Bogdan Gudyma Bogdan Gudyma - 9 months ago 51
PHP Question

HTML Purifier convert & -> &

i'm using HTML Purifier(Yii2) in my text field.

I need save "&" in original, but purifier convert to "&amp";

I don't want use

after purifier.

Can you help me with configuration?

my config:

'filter' => function($value) {
return HtmlPurifier::process($value, [
'HTML.SafeObject' => true,
'HTML.SafeEmbed' => true,
'Core.EscapeNonASCIICharacters' => true,
'Core.Encoding' => 'UTF-8'


Example of text, what i want purify: "Company name & Co"

Answer Source

You mentioned in the comments that you're purifying before entering information into your database.

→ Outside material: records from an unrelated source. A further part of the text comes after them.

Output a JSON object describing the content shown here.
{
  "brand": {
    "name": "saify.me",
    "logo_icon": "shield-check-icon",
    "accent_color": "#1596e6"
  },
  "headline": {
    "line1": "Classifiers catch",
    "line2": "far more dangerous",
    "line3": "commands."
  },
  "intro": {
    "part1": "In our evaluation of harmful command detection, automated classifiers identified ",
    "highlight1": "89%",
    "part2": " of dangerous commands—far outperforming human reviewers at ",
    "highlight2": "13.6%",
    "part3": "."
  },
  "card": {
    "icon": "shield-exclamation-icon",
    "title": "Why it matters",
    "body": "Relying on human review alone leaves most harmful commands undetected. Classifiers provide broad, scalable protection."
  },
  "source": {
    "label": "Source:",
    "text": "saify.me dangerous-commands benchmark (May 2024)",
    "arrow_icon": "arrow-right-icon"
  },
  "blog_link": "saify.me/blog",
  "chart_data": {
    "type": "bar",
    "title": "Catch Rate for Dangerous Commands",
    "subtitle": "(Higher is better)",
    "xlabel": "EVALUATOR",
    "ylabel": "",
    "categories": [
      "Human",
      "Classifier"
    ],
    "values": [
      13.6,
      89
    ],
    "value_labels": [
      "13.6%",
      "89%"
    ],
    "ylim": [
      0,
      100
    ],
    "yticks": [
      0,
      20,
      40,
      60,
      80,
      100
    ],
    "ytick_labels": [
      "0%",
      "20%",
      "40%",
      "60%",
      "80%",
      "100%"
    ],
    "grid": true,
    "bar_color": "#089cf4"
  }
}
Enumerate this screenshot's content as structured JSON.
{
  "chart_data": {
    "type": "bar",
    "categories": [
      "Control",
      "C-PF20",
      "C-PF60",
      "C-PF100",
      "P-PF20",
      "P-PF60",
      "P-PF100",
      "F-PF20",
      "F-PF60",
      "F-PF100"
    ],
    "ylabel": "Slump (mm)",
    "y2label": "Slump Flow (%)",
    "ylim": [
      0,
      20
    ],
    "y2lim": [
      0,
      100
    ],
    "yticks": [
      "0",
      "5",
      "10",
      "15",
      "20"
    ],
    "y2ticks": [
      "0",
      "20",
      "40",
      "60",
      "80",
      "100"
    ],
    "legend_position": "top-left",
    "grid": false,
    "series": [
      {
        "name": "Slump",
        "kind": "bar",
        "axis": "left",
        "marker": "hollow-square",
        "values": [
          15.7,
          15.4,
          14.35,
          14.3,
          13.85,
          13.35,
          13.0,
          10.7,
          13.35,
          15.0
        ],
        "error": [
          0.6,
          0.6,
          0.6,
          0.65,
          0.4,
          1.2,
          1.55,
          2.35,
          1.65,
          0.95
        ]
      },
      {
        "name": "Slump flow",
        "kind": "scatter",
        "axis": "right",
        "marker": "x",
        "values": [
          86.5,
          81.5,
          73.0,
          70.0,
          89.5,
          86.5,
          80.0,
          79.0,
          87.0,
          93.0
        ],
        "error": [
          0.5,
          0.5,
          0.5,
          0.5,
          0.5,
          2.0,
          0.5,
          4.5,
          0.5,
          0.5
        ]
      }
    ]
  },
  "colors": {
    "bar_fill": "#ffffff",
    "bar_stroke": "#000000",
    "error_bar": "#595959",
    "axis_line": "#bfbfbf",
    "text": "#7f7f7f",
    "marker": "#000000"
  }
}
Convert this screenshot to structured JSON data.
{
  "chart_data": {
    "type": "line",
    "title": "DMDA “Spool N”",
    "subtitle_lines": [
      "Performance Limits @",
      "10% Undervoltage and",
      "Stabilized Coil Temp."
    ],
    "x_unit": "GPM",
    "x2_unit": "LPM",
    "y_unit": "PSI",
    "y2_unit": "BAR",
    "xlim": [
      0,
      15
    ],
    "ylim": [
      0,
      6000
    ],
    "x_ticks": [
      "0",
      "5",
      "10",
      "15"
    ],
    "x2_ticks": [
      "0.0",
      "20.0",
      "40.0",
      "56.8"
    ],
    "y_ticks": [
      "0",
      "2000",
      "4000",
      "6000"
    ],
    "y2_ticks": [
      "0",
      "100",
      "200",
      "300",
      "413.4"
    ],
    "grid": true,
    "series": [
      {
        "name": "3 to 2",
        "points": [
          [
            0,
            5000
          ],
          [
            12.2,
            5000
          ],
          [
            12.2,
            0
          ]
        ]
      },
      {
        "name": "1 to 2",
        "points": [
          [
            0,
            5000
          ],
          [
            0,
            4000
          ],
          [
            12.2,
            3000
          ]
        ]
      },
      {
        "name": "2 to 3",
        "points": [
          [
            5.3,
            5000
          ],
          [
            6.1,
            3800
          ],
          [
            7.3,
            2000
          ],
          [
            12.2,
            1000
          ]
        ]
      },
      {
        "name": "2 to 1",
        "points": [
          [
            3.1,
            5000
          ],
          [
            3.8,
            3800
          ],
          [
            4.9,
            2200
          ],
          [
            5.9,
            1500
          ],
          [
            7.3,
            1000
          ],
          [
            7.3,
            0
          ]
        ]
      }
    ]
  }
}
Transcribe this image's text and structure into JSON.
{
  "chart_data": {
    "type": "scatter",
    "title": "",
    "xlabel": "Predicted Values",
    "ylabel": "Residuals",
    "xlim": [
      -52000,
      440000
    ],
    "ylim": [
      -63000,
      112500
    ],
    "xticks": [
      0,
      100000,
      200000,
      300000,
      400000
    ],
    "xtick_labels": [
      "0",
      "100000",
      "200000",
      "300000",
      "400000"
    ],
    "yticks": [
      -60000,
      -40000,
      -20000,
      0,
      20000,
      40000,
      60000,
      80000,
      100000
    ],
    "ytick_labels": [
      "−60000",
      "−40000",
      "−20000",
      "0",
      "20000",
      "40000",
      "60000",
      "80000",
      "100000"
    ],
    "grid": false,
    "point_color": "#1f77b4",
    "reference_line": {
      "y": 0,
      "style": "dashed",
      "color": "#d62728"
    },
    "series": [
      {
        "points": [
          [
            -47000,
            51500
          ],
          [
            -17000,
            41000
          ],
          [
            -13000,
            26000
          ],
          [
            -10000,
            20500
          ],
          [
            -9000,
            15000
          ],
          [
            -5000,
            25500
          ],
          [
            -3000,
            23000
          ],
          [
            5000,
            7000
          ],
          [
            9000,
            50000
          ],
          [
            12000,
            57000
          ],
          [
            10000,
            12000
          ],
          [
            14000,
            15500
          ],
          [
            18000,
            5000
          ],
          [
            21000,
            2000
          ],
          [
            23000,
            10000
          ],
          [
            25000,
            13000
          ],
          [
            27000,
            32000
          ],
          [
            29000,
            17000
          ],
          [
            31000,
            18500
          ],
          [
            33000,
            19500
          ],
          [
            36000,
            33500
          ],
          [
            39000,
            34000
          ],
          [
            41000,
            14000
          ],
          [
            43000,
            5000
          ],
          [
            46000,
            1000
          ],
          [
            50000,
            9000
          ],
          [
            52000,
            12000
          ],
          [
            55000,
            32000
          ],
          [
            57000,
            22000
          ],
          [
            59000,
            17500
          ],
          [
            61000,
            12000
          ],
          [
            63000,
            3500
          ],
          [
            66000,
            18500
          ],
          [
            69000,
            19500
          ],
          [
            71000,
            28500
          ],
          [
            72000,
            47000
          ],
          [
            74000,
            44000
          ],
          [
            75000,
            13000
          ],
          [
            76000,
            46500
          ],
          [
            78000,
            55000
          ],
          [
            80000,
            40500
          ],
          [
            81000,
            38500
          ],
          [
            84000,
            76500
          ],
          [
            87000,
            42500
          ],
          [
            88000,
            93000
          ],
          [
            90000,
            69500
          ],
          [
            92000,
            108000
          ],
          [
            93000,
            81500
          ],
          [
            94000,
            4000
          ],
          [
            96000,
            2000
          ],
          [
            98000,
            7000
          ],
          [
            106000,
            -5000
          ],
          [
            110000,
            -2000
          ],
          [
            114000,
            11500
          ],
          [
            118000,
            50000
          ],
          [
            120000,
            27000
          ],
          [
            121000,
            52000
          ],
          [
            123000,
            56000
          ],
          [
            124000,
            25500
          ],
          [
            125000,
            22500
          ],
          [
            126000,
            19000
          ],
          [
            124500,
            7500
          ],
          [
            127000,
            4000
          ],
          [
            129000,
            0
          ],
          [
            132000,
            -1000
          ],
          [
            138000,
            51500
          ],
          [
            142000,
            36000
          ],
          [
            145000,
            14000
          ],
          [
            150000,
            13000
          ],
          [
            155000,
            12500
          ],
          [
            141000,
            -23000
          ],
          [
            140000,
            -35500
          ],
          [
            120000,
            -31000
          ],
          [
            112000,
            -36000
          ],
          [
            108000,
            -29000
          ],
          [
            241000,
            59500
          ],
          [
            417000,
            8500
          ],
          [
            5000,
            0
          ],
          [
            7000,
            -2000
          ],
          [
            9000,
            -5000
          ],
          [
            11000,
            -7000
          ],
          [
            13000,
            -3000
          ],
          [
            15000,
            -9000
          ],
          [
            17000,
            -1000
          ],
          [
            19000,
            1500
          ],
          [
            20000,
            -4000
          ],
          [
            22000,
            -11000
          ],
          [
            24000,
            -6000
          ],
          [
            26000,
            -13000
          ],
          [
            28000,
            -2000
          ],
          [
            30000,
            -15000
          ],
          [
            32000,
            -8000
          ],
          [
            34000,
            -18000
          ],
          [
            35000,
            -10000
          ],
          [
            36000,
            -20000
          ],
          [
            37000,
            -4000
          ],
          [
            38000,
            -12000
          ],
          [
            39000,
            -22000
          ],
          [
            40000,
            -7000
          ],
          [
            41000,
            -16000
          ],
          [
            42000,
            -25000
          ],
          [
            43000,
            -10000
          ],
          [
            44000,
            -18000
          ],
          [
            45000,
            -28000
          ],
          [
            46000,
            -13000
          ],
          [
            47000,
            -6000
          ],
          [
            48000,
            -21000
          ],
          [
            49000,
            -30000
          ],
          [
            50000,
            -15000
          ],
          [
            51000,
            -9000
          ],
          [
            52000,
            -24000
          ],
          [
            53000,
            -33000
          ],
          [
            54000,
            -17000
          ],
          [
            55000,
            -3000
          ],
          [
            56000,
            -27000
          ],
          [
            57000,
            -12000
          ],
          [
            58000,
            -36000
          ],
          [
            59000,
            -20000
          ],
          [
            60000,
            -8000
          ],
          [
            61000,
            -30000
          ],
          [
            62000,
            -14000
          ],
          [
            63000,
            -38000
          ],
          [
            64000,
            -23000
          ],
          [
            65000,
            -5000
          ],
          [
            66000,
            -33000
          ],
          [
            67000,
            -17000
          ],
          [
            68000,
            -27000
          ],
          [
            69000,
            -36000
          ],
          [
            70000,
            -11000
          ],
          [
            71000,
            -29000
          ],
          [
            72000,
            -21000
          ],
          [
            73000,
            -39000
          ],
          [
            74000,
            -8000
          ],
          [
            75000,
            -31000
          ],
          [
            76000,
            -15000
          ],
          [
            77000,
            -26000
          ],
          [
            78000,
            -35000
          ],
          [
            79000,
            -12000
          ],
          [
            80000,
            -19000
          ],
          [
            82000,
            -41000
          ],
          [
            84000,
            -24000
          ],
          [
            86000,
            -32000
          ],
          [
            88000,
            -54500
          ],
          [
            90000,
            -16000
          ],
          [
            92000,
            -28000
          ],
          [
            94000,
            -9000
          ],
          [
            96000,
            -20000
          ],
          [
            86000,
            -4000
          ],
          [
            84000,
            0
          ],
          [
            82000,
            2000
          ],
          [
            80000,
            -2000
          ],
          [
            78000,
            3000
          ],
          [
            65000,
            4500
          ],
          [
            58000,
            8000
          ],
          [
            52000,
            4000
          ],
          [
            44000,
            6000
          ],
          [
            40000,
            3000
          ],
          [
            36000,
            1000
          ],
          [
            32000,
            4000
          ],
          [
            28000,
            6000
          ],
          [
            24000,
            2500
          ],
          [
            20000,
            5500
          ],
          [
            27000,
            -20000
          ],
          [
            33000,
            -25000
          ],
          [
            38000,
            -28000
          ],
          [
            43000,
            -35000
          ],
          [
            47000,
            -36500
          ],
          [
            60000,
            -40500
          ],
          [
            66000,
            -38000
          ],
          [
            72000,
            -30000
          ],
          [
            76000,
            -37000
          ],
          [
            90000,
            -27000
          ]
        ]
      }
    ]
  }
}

I recommend you rethink this from an architectural point of view, as it has a couple of shortfalls, such as that you lose your original user input (which you may later want to analyse for any one reason), that your database becomes less useful once you want to do something else with the data, and that bugs in your current version of HTML Purifier (which may be security relevant) won't be ironed out. You can see more information about the importance of escaping/sanitising for context in this answer.

That said, your problem has been previously discussed on the HTML Purifier fora: Do not escape ampersand. The thread discusses why it's difficult to treat & differently and remain secure and essentially 'recommends' not using HTML Purifier, which of course doesn't solve your problem.

Nonetheless, there are suggestions and thoughts from within that thread which may help you if you're forced to store purified HTML in your database:

Perhaps a more useful response would be: store the raw, user submitted data (without running HTML Purifier on it) in the database, and run search queries on that. However, store in the database as well a cached version of the HTML Purified version.

Or (this uses < as an example):

No such boolean flag exists, and it would be reasonably tricky to implement safely (you'd want to do something silly like convert literal < and friends to some unforgeable piece of text and then convert &lt; to the literal version.)

But latter is not a robust approach and former is an unnecessary redundancy.